Es lo que los enemigos de la Compañía llamaron “hipocresía”, “oportunismo”, “mimetismo” y los jansenistas “laxismo” y que, sin embargo, según explica el mismo papa Francisco, “es la conciencia de que los grandes principios cristianos deben ser encarnados según las varias circunstancias de lugar, tiempo y personas”.

Que la evangelización sea flexible y tenga en cuenta la fragilidad humana, que “el confesionario no sea un lugar de tortura”, por usar las palabras literales de Bergoglio.

Es lo que inspiró aquella casuística que, para los rigurosos, parecía que aceptaba y justificaba todo y contra la que escribió Blaise Pascal sus “Cartas Provinciales”. Cartas que son una obra maestra de la literatura, pero una desgracia teológica de aquel genio que, sin dejar de ser extraordinario, lo admito, es particularmente apreciado por quien escribe estas líneas.

A pesar de las exageraciones (condenadas después por la misma Compañía, antes incluso que por la Iglesia), tuvieron razón los jesuitas: la misericordia, la comprensión, las finuras y acrobacias dialécticas para no excluir a nadie de la comunión eclesial, fueron y son medios de apostolado muchos más eficaces que la grave severidad, el legalismo escriturístico y canónico, el moralismo implacable, la ortodoxia usada como un garrote.

Los rigoristas están obsesionados por el “aut aut” (o esto o aquello), mientras los jesuitas practican siempre, y en toda circunstancia, el “et et” (esto y aquello) que permita alcanzar la salvación eterna al mayor número posible de criaturas de Dios.

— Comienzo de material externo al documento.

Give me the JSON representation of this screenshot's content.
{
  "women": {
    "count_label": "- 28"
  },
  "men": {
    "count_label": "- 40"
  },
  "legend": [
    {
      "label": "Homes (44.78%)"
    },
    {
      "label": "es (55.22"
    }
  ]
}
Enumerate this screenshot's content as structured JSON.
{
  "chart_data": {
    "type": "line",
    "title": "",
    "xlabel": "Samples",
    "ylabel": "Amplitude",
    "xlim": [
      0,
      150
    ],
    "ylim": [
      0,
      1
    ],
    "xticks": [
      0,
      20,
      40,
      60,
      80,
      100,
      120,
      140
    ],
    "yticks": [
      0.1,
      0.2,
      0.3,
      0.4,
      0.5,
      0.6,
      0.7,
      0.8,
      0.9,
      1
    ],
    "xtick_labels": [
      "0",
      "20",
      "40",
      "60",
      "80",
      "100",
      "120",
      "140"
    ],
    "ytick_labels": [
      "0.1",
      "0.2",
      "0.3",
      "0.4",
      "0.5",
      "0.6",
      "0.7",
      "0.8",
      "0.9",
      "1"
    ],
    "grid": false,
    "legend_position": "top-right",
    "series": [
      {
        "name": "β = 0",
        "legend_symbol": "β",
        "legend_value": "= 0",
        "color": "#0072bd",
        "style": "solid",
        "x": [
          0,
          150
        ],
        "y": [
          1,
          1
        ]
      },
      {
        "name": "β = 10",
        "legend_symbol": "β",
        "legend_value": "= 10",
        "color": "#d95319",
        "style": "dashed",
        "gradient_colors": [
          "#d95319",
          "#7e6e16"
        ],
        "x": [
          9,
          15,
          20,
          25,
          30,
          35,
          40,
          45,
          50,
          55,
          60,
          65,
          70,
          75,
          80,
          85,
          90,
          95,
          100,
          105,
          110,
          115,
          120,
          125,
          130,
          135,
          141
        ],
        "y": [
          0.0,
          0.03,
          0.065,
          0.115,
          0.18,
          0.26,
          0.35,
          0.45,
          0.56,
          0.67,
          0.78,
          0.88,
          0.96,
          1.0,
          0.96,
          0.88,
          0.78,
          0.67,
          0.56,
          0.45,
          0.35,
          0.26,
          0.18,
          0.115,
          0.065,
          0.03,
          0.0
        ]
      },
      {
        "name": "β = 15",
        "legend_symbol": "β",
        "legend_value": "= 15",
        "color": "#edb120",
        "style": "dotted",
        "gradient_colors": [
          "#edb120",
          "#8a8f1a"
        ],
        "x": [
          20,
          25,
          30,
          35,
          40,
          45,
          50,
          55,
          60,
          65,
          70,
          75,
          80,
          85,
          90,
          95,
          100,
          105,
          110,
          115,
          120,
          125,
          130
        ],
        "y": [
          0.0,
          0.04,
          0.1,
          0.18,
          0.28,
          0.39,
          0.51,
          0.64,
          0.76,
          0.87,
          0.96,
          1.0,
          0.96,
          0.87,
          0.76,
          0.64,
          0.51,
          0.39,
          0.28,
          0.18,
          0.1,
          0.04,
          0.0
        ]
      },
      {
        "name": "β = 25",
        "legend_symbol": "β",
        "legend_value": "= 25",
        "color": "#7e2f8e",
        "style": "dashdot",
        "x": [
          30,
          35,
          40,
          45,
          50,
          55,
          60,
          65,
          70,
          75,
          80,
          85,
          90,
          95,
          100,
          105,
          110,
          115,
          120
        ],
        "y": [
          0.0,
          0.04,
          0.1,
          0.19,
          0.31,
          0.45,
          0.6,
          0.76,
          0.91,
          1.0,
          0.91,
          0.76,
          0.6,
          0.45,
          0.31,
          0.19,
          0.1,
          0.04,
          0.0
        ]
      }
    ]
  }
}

Fue la intransigencia de otras órdenes lo que trajo la desastrosa ruina de la inculturación del Evangelio intentada por la Compañía en Asia, en América, en África y que, finalmente, el Vaticano II tuvo que redescubrir y poner en valor.

Y de este deseo de convertir al mundo entero, usando más la miel que el vinagre, brota una de las perspectivas más convincentes de las confiados por el Papa a su cofrade: la de encontrar la justa jerarquía cristiana.

En los decenios postconciliares se ha visto, en la Iglesia, el enfrentamiento sobre las consecuencias que se derivan de la fe: políticas, sociales y, sobre todo, morales. Pero de la misma fe misma, de su credibilidad, de su anuncio al mundo, son muy pocos los que parecen cuestionarla.

Venga bien, por tanto, la llamada del Obispo de Roma: se re-evangeliza, anunciando la misericordia y la esperanza del Evangelio. Los demás, vendrá por sí mismo. No hay, en sus palabras, ningún retroceso sobre los así llamados “principios no negociables” en materia ética.

Hay, más bien, una insistencia sobre el proceso que es preciso cuidar: primero, la fe y, luego, la moral. Primero, convocamos, acogemos y curamos los heridos de la vida y, luego, después de que hayan conocido y experimentado la eficacia de la misericordia de Cristo, les damos lecciones de teología, de exégesis, de ética.

¿Demasiado desafío, quizás demasiado riesgo? El Papa Francisco da a entender que es consciente de ello pero, sobre todo, de contar con la ayuda, que no le faltará, de Quién le ha elegido, a pesar de lo lejos que estaba de esperarlo y de desearlo.